Excerpt taken from MDLinx.com
Over the past decade, medical students and residents have exhibited a marked decline in the manual dexterity skills necessary for completing basic clinical procedures—and it may stem from their lack of hands-on hobbies, according to a recent article in The New York Times.
Experts have suggested that this ineptitude in fine motor skills among the current generation of emerging clinicians may be due to less exposure to classes that require practical craft skills in primary and secondary schools, while others have argued that they are simply spending too much time swiping and thumb-typing on their phones than doing activities to hone their fine motor control.
Regardless of the reason, more and more experienced members of the medical community are advocating for a simple solution to this growing problem: picking up a hands-on hobby.
But this advice doesn’t apply to just surgeons or medical students. Providers across all specialties and age groups can benefit from the kinesthetic intelligence and neurocognitive health benefits that manual hobbies can provide.
In addition to improved cognitive functioning, knitting has also been shown to aid in stress relief, enhance creativity, improve social contact and communication, and positively impact mood and perceptions of happiness.
Knitting may also have the added benefit of preventing arthritis and tendinitis.
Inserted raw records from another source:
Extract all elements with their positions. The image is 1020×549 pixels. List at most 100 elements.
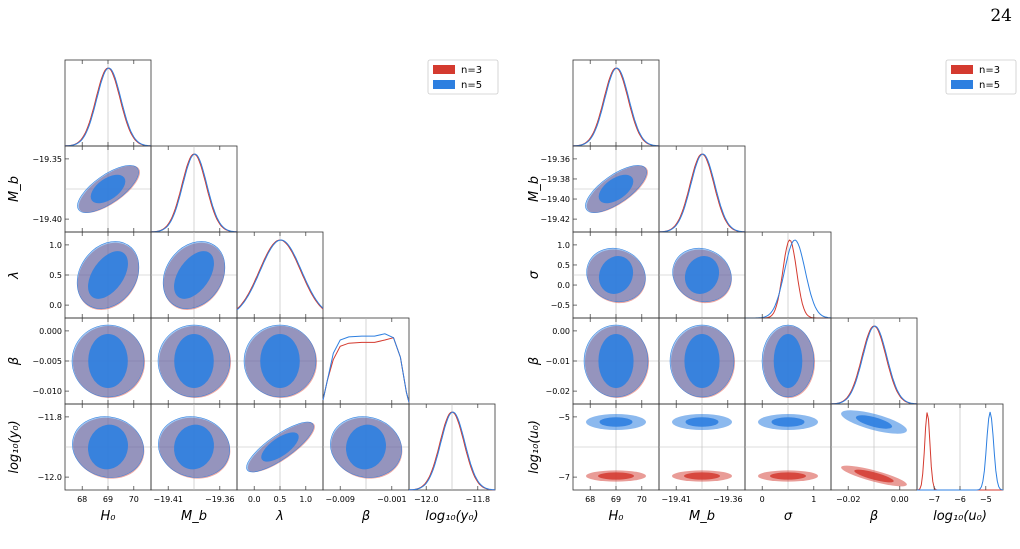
legend-swatch — [951, 80, 973, 89]
cell-3-3 — [322, 317, 410, 405]
cell-4-2 — [744, 403, 832, 491]
cell-3-0 — [64, 317, 152, 405]
x-tick-label: −19.41 — [153, 495, 183, 504]
y-axis-label: log₁₀(u₀) — [527, 420, 542, 474]
x-tick-label: −7 — [928, 495, 940, 504]
contour-n5-inner — [88, 251, 128, 299]
marginal-n5 — [236, 239, 324, 311]
y-tick-label: −19.40 — [32, 215, 62, 224]
cell-3-1 — [150, 317, 238, 405]
cell-3-0 — [572, 317, 660, 405]
x-axis-label: β — [361, 509, 370, 524]
x-tick-label: 69 — [103, 495, 113, 504]
x-axis-label: log₁₀(u₀) — [933, 509, 987, 524]
x-tick-label: −0.009 — [325, 495, 355, 504]
cell-4-4 — [408, 403, 496, 491]
legend-label: n=3 — [461, 65, 482, 76]
x-axis-label: λ — [275, 509, 284, 524]
y-tick-label: −0.02 — [545, 387, 570, 396]
x-axis-label: M_b — [181, 509, 207, 524]
cell-1-1 — [150, 145, 238, 233]
cell-2-2 — [744, 231, 832, 319]
x-tick-label: 68 — [77, 495, 87, 504]
contour-n5-inner — [685, 417, 719, 427]
contour-n5-inner — [88, 334, 128, 388]
cell-1-0 — [572, 145, 660, 233]
marginal-n5 — [150, 153, 238, 233]
cell-4-1 — [658, 403, 746, 491]
x-tick-label: −11.8 — [466, 495, 491, 504]
contour-n3-inner — [854, 469, 894, 483]
cell-4-2 — [236, 403, 324, 491]
marginal-n5 — [658, 153, 746, 233]
legend-swatch — [951, 65, 973, 74]
y-tick-label: 0.00 — [552, 327, 570, 336]
marginal-n5 — [64, 67, 152, 147]
cell-2-0 — [572, 231, 660, 319]
contour-n5-inner — [346, 424, 386, 470]
y-tick-label: −19.40 — [540, 195, 570, 204]
cell-2-1 — [150, 231, 238, 319]
x-axis-label: H₀ — [609, 509, 625, 524]
x-tick-label: 0.5 — [274, 495, 287, 504]
cell-3-2 — [744, 317, 832, 405]
contour-n5-inner — [599, 417, 633, 427]
contour-n5-inner — [260, 334, 300, 388]
x-tick-label: −0.001 — [377, 495, 407, 504]
y-tick-label: 0.0 — [49, 301, 62, 310]
contour-n5-inner — [598, 174, 634, 204]
marginal-n5 — [830, 325, 918, 405]
y-tick-label: 1.0 — [49, 241, 62, 250]
y-tick-label: −0.005 — [32, 357, 62, 366]
x-tick-label: −6 — [954, 495, 966, 504]
contour-n5-inner — [174, 424, 214, 470]
y-tick-label: 0.0 — [557, 281, 570, 290]
y-tick-label: 0.5 — [557, 261, 570, 270]
cell-1-1 — [658, 145, 746, 233]
x-tick-label: −5 — [980, 495, 992, 504]
contour-n3-inner — [770, 472, 806, 480]
corner-plot-left-svg: 68 69 70 H₀ −19.41 −19.36 M_b 0.0 0.5 1.0 λ −0.009 −… — [7, 59, 499, 524]
legend: n=3n=5 — [945, 59, 1017, 95]
cell-3-1 — [658, 317, 746, 405]
x-axis-label: M_b — [689, 509, 715, 524]
contour-n5-inner — [174, 251, 214, 299]
marginal-n5 — [572, 67, 660, 147]
corner-plot-right-svg: 68 69 70 H₀ −19.41 −19.36 M_b 0 1 σ −0.02 0.00 β −7 −6… — [527, 59, 1017, 524]
x-tick-label: 69 — [611, 495, 621, 504]
y-tick-label: −11.8 — [37, 413, 62, 422]
contour-n5-inner — [598, 256, 634, 294]
contour-n3-inner — [598, 472, 634, 480]
x-tick-label: 0.0 — [248, 495, 261, 504]
contour-n5-inner — [684, 334, 720, 388]
contour-n5-inner — [174, 334, 214, 388]
cell-2-1 — [658, 231, 746, 319]
cell-4-0 — [64, 403, 152, 491]
contour-n5-inner — [90, 174, 126, 204]
legend-label: n=5 — [979, 80, 1000, 91]
y-tick-label: −0.01 — [545, 357, 570, 366]
x-axis-label: log₁₀(y₀) — [425, 509, 478, 524]
x-tick-label: 70 — [129, 495, 139, 504]
cell-2-0 — [64, 231, 152, 319]
cell-4-0 — [572, 403, 660, 491]
x-tick-label: 0 — [760, 495, 765, 504]
y-tick-label: −19.38 — [540, 175, 570, 184]
x-axis-label: H₀ — [101, 509, 117, 524]
x-tick-label: −19.36 — [205, 495, 235, 504]
y-tick-label: −0.010 — [32, 387, 62, 396]
y-tick-label: 0.5 — [49, 271, 62, 280]
legend-swatch — [433, 80, 455, 89]
y-axis-label: σ — [527, 270, 542, 279]
y-axis-label: M_b — [7, 176, 22, 202]
y-tick-label: −19.35 — [32, 155, 62, 164]
y-tick-label: −7 — [558, 473, 570, 482]
marginal-n5 — [408, 411, 496, 491]
marginal-n5 — [322, 333, 410, 403]
cell-3-3 — [830, 317, 918, 405]
cell-4-4 — [916, 403, 1004, 491]
x-tick-label: −19.41 — [661, 495, 691, 504]
contour-n3-inner — [684, 472, 720, 480]
y-tick-label: −12.0 — [37, 473, 62, 482]
legend-label: n=5 — [461, 80, 482, 91]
Moving the joints of the fingers keeps the joints lubricated and reduces the risk of arthritis, according to orthopedic hand specialist Alton Barron, MD. “If you let a joint sit, not only will it get stiff, but the actual cartilage will lose its structural integrity and break down,” he told The Sacramento Bee. “Most of us grow up thinking the more you use something the more it wears out, but that’s not the case with cartilage.”